“Background”
At present, most of our projects are developed by Vue or React. Just last month, there was a request for a multi-page official web page that ended up producing 20+ pages, but most of the pages could be produced using the same template, with some of the data being different. For example, there are several different products under the product, and each product should have a separate page with the same layout and only copy and pictures need to be replaced. And the project should support SEO. After some consideration, I chose webpack + Art + JQ.
“Art – the template”
Art-template is a minimalist, ultra-fast templating engine. It supports both NodeJS and browsers.
I chose ART because of its template syntax, and when I talk about template syntax, I’m sure some people will ask why not use EJS? Ejs was used in the beginning, but the EJS-loader had problems with hot updates and could not listen to new pages, which was very inconvenient during development, so it replaced art-template, which also had EJS template syntax.
The ART syntax supports template import, and all reusable templates are pulled out, just like writing components in VUE.
Include can be introduced to each page. There are also outputs, conditions, loops, sub-templates, etc., which can be configured according to their respective projects.
“Webpack”
Webpack needs to configure the file entry and output, mainly through entrys and TPLS functions to read the corresponding information, and write it into the Entry of Webpack and HtmlWebpackPlugin respectively.
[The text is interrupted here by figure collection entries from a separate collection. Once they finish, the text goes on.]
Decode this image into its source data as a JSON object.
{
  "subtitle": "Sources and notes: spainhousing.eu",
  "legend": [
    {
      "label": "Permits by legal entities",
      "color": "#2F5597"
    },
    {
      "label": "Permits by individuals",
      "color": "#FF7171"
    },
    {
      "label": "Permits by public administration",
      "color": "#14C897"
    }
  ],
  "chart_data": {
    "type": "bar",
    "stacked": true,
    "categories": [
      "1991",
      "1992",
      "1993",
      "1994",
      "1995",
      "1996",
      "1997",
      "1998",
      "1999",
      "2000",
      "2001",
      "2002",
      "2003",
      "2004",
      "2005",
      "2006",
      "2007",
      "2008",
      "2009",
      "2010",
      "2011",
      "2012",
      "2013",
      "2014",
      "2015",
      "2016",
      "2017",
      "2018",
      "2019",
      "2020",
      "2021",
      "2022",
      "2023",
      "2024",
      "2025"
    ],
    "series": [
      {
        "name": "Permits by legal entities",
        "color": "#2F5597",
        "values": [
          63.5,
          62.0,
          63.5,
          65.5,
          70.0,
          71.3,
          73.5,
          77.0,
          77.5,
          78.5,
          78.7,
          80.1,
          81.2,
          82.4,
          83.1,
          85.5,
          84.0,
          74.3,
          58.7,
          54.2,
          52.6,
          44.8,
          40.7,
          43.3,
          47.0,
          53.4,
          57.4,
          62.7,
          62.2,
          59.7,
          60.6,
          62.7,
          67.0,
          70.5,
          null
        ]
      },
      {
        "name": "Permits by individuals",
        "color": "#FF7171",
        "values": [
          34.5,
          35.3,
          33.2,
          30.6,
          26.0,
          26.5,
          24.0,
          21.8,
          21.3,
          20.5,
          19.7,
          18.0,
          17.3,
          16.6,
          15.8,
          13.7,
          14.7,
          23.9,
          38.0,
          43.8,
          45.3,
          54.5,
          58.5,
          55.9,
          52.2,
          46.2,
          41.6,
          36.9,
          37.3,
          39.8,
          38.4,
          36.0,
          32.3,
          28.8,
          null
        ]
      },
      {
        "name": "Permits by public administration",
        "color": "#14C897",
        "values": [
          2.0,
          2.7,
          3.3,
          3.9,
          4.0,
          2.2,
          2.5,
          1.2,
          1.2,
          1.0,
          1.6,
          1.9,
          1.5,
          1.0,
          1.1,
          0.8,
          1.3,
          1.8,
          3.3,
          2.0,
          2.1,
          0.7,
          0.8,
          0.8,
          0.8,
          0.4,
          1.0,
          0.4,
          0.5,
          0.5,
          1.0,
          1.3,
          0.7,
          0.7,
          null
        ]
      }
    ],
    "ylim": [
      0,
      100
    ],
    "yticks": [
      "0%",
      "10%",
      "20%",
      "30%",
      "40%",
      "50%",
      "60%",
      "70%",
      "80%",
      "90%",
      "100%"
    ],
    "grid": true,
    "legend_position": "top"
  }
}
The SASS of the corresponding page is entered through JS import. Then through MiniCssExtractPlugin compiled to generate a separate CSS into the page.
Because this article mainly introduces the multi-page solution, the code display is only part of the Webpack configuration, there are other Plugin, Loader is not in this introduction, you can choose your favorite Plugin, Loader
The project uses webpack-chain to modify the Webpack configuration in chain mode. Please refer to the specific syntaxGithub
Page. json is the file that manages all the multi-page configurations
- Filename corresponds to the output directory
- TPL Indicates the path of the input template
- Script /chunk corresponds to the js name of the imported JS path
- Params corresponds to injected data
{{title}}, as written in 👆 TPL above, is used for data injection
The advantage of defining a single configuration JSON in this way is that each page can be customized accordingly, so that others can clearly see the configuration of each page when they take over the project, and can quickly configure their own functions.
The disadvantage is that you need to recompile the file after modifying the configuration JSON. Also, as the project page increases, the number of times you need Ctrl C/V increases
By this step, the overall framework of the project is completed, and the development can be happy.